At the Movies: "Beginners"

Mike Mills, 2011.

Ebert: Three and a half Stars
Rotten Tomatoes: 84% Fresh

Beginners is a quiet, quirky movie about a man trying to come to terms with the last years of his father’s life. After the protagonist’s mother dies, and after almost 50 years of marriage, his father takes a much younger boyfriend and becomes a very active member of the local gay community. This understandably leads the son to question much of what has come before, even as he draws closer to his suddenly more approachable father. Meanwhile, he (the son) has met a highly attractive young woman who shares his ineptness at romantic relationships, and they struggle to find some kind of vocabulary with which they can find out if they are even suitable for each other.

Beginners is set, oddly, seven years back in time, which gives it a contemporary feel but underscores its lack of resolution or finality; the characters have issues, as we say, and will have to continue working on them. There is one roughly linear story arc, but much of the screen time is spent in non-linear flashback, sometimes with events colored or distorted by memory. Occasionally the movie breaks for more direct collage, with a voiceover over vintage images chosen to represent the feel, the look, or the perils of an era, or a period in the characters’ lives. Intensely experiential and infused with a documentarian sensibility, it feels (as I remarked to Mrs.5000) like “This American Life: The Movie.” Oh, and there’s a talking dog.

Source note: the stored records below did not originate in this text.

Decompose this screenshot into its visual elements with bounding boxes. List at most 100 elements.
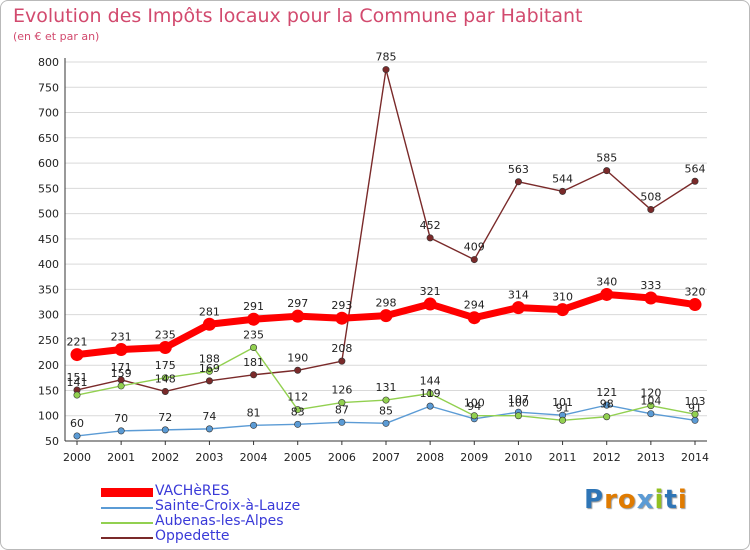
series-point	[202, 317, 216, 331]
data-label: 585	[596, 152, 617, 165]
series-point	[423, 297, 437, 311]
series-point	[291, 309, 305, 323]
legend-label: Oppedette	[155, 528, 230, 544]
data-label: 94	[467, 400, 481, 413]
data-label: 231	[111, 331, 132, 344]
data-label: 297	[287, 297, 308, 310]
series-point	[382, 419, 390, 427]
y-tick-label: 550	[38, 182, 59, 195]
series-point	[559, 187, 567, 195]
series-point	[426, 234, 434, 242]
series-point	[158, 341, 172, 355]
data-label: 104	[640, 395, 661, 408]
data-label: 100	[464, 397, 485, 410]
data-label: 101	[552, 396, 573, 409]
line-chart: 50 100 150 200 250 300 350 400 450 500 550 600 650 70…	[38, 51, 709, 464]
data-label: 208	[331, 342, 352, 355]
proxiti-logo: Proxiti	[584, 485, 688, 515]
data-label: 151	[67, 371, 88, 384]
data-label: 119	[420, 387, 441, 400]
data-label: 74	[202, 410, 216, 423]
legend-swatch	[101, 488, 153, 497]
data-label: 159	[111, 367, 132, 380]
data-label: 181	[243, 356, 264, 369]
data-label: 452	[420, 219, 441, 232]
series-point	[647, 206, 655, 214]
x-tick-label: 2002	[151, 451, 179, 464]
x-tick-label: 2014	[681, 451, 709, 464]
x-tick-label: 2008	[416, 451, 444, 464]
series-point	[250, 371, 258, 379]
x-tick-label: 2001	[107, 451, 135, 464]
y-tick-label: 600	[38, 157, 59, 170]
data-label: 100	[508, 397, 529, 410]
legend-label: VACHèRES	[155, 483, 230, 499]
x-tick-label: 2000	[63, 451, 91, 464]
series-point	[559, 416, 567, 424]
series-point	[247, 312, 261, 326]
data-label: 564	[685, 162, 706, 175]
series-point	[382, 66, 390, 74]
series-point	[688, 298, 702, 312]
series-point	[514, 412, 522, 420]
series-point	[470, 256, 478, 264]
series-point	[294, 420, 302, 428]
x-tick-label: 2013	[637, 451, 665, 464]
data-label: 141	[67, 376, 88, 389]
data-label: 60	[70, 417, 84, 430]
y-tick-label: 650	[38, 132, 59, 145]
data-label: 103	[685, 395, 706, 408]
y-tick-label: 50	[45, 435, 59, 448]
series-point	[644, 291, 658, 305]
data-label: 83	[291, 405, 305, 418]
chart-subtitle: (en € et par an)	[13, 30, 100, 43]
series-point	[117, 382, 125, 390]
data-label: 148	[155, 372, 176, 385]
data-label: 544	[552, 172, 573, 185]
y-tick-label: 800	[38, 56, 59, 69]
legend-swatch	[101, 507, 153, 509]
legend-swatch	[101, 522, 153, 524]
y-tick-label: 400	[38, 258, 59, 271]
data-label: 72	[158, 411, 172, 424]
data-label: 321	[420, 285, 441, 298]
data-label: 144	[420, 374, 441, 387]
series-point	[205, 377, 213, 385]
series-point	[514, 178, 522, 186]
data-label: 126	[331, 384, 352, 397]
series-point	[691, 177, 699, 185]
x-tick-label: 2004	[240, 451, 268, 464]
series-point	[205, 425, 213, 433]
series-point	[470, 412, 478, 420]
series-point	[161, 387, 169, 395]
data-label: 298	[376, 297, 397, 310]
data-label: 87	[335, 403, 349, 416]
series-point	[73, 432, 81, 440]
series-point	[603, 401, 611, 409]
data-label: 190	[287, 351, 308, 364]
data-label: 81	[247, 406, 261, 419]
series-point	[379, 309, 393, 323]
data-label: 91	[556, 401, 570, 414]
series-point	[338, 357, 346, 365]
series-point	[647, 410, 655, 418]
x-tick-label: 2005	[284, 451, 312, 464]
chart-title: Evolution des Impôts locaux pour la Comm…	[13, 5, 583, 27]
series-point	[73, 391, 81, 399]
x-tick-label: 2003	[195, 451, 223, 464]
y-tick-label: 350	[38, 283, 59, 296]
legend-swatch	[101, 537, 153, 539]
data-label: 112	[287, 391, 308, 404]
series-point	[294, 406, 302, 414]
series-point	[600, 287, 614, 301]
data-label: 281	[199, 305, 220, 318]
y-tick-label: 700	[38, 107, 59, 120]
data-label: 294	[464, 299, 485, 312]
series-point	[250, 421, 258, 429]
data-label: 91	[688, 401, 702, 414]
series-point	[114, 343, 128, 357]
y-tick-label: 100	[38, 410, 59, 423]
series-point	[338, 399, 346, 407]
data-label: 131	[376, 381, 397, 394]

Highly recommended for grownup types who don’t mind feeling wistful and who are interested in the nature of human emotional life and the always-problematic realm of family dynamics.


Nichim said...

This already sounds like the kind of movie I would definitely not volunteer to watch (although I might get something out of it if I were forced by circumstance to consume it) but I draw the line at talking dogs. Except in Pynchon's Mason and Dixon, but I don't think they're likely to make a movie version of that. Pynchon is often my exception that proves the rule (not that that cliche even makes sense).

Michael5000 said...

The dog talks in subtitles rather than voice-over, which helps. And it's a very cute dog. And articulate! And, you know, "symbolic."

I, too, wouldn't have volunteered for it -- it was a Mrs.5000 pick -- but I did quite enjoy it once embarked.